Culturalmente, los países avanzamos hacia una solidaridad de voces, pero corremos el riesgo de alejarnos de la autenticidad de las ideas y de su ejecución. Si queremos prosperar en nuestras vocaciones, no será únicamente con capital interno; este, en gran medida, espera ser complementado con inversión externa. La oferta de Tijuana y su gente es tan auténtica que demanda diferentes puntos de vista y tiempos de ejecución. Y aunque el fortalecimiento de las cadenas de valor está atrayendo nuevas empresas —no solo por la frontera o los pies cuadrados, sino por la calidad de los servicios locales—, debemos considerar que la digitalización y los semiconductores específicos ya permiten que muchos de estos servicios se presten de manera remota.
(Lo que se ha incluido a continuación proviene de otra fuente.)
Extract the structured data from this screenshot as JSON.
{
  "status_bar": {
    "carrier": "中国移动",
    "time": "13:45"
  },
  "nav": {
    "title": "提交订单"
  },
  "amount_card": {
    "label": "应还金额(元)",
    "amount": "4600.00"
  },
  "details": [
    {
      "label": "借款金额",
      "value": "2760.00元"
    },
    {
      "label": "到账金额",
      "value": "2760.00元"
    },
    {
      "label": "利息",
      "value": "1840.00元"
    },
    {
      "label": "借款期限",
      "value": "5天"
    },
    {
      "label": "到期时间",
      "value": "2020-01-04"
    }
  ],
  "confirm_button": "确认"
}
Los empresarios, líderes y cámaras que han demostrado liderazgo lo han hecho a través de creatividad y ruptura de paradigmas, siempre conociendo a su audiencia. Conocer a la audiencia es muy distinto de simplemente crearla.
Conocer a nuestro estado y reconocer nuestras fortalezas nos debe hacer sólidos para representarnos afuera. Los actores internos y externos siempre serán distintos, y no todos tienen que ser buenos en todo: la clave está en sumar cada talento en el lugar correcto para construir un Baja California cada vez más competitivo y resiliente.